Catering the Pittsville Fire Department annual awards banquet this past weekend, I found myself with the typical pre-Eastern-Shore-banquet jitters as we had, you guessed it, fried chicken on the menu. People on the Eastern Shore know their fried chicken. It is an institution.

Few things are holier than a good fried chicken around here, so it has to be right. As we have had some visiting chefs this winter come in randomly to help out in their offseason, I picked up another technique for making this local specialty and I was pleased with how many of our guests came up to me to tell me that the chicken was off the hook.

Chef Glenn from Mickey Fins has been checking in on occasion and this tip came from him. I had never seen it before and the ingredients were standard, but once again, it came down to technique. By simply letting the chicken sit in the breader overnight, it became its own batter, and the skin, incredibly crispy, helped to keep the meat itself moist and delicious.

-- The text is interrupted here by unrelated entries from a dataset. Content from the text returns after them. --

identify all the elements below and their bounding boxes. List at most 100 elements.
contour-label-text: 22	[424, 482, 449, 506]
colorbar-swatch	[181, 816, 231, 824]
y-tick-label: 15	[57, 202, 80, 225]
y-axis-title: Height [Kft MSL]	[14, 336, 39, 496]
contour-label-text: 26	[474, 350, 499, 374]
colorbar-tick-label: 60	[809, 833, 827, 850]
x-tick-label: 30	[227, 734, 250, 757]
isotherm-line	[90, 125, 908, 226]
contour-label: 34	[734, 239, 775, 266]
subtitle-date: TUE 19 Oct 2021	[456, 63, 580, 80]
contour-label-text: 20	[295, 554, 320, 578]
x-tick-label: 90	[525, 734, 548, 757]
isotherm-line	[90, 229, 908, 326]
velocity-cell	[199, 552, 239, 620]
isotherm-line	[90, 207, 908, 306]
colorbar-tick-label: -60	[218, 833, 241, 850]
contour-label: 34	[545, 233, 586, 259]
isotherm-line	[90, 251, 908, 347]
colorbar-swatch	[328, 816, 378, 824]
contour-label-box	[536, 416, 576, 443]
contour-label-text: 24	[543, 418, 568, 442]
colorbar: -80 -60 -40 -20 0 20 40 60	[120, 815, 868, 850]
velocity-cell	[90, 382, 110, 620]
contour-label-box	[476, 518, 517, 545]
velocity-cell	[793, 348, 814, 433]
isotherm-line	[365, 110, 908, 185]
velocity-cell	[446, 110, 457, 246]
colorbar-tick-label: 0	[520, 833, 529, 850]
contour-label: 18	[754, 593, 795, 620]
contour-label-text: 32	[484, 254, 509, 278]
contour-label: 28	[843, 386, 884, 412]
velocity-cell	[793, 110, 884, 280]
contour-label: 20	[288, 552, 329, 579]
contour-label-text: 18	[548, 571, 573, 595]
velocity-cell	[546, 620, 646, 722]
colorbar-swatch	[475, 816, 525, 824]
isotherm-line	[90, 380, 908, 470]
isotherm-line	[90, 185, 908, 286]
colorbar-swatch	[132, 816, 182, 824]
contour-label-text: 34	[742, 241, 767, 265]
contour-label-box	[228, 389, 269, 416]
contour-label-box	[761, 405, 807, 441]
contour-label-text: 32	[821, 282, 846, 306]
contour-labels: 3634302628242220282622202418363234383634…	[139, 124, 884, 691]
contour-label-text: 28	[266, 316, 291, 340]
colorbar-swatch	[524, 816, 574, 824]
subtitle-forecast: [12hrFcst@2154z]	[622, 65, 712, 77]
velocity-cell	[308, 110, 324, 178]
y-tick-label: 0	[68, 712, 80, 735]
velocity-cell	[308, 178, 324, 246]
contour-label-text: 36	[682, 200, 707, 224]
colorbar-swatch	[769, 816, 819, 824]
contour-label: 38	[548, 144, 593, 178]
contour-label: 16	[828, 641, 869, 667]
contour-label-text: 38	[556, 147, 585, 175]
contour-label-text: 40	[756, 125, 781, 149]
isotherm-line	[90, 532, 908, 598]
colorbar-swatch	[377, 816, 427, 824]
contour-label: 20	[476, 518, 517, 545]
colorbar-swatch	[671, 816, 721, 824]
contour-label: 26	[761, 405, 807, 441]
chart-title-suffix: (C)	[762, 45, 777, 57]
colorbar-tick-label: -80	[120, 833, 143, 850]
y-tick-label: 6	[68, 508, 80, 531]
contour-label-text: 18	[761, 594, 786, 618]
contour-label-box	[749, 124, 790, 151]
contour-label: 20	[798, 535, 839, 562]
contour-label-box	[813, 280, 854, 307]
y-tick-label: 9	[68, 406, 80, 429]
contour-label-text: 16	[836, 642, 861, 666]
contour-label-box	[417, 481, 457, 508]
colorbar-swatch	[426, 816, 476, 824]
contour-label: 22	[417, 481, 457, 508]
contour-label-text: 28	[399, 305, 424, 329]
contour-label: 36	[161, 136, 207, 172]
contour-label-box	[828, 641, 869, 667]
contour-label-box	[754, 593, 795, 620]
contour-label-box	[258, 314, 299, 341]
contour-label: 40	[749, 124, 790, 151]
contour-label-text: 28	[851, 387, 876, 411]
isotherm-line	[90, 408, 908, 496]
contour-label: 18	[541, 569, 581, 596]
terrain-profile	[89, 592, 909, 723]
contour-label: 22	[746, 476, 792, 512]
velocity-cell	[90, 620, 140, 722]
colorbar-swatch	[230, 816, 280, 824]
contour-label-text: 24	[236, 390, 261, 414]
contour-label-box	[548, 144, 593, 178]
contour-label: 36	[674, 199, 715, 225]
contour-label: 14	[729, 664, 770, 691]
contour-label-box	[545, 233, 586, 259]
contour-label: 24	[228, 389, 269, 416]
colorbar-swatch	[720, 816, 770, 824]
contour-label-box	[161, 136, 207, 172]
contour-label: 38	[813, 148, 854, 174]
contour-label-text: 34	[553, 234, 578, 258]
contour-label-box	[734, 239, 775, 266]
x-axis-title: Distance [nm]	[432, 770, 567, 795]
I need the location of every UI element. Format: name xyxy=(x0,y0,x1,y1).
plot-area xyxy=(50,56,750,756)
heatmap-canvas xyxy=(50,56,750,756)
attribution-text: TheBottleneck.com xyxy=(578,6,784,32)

Enjoy this recipe, as it is a good one, simple and consistent. For me, I will still buy mine, but that is just me. I mean, I’m not saying that I’m superstitious or anything, but why change a good routine?

Fried Chicken
makes 10 pieces per bird

1 quart Buttermilk
2 Tbsp. Old Bay
1 3-pound chicken, broken into 10 pieces (breasts split in half)
3 cups House-Autry chicken breader
Peanut oil

  1. Combine the buttermilk and Old Bay and pour over the chicken
  2. Marinate for three hours and then drain well, but do not pat dry
  3. Toss the chicken in the breader
  4. Wrap and place in the refrigerator overnight or for at least four hours
  5. The chicken breader, soaking in the buttermilk and juices, will then become a batter
  6. Set your fryer up with the oil at 360F and fry the chicken to an internal temperature of 165F for 15 seconds. Make sure that you do this in small enough batches that the cool temperature of the chicken doesn’t drop the temperature of the oil too much
  7. When the chicken has hit the proper temperature, remove to a drain rack (cookie racks work well) or paper towels
  8. Eat and make sure that you have plenty of hot sauce at the ready!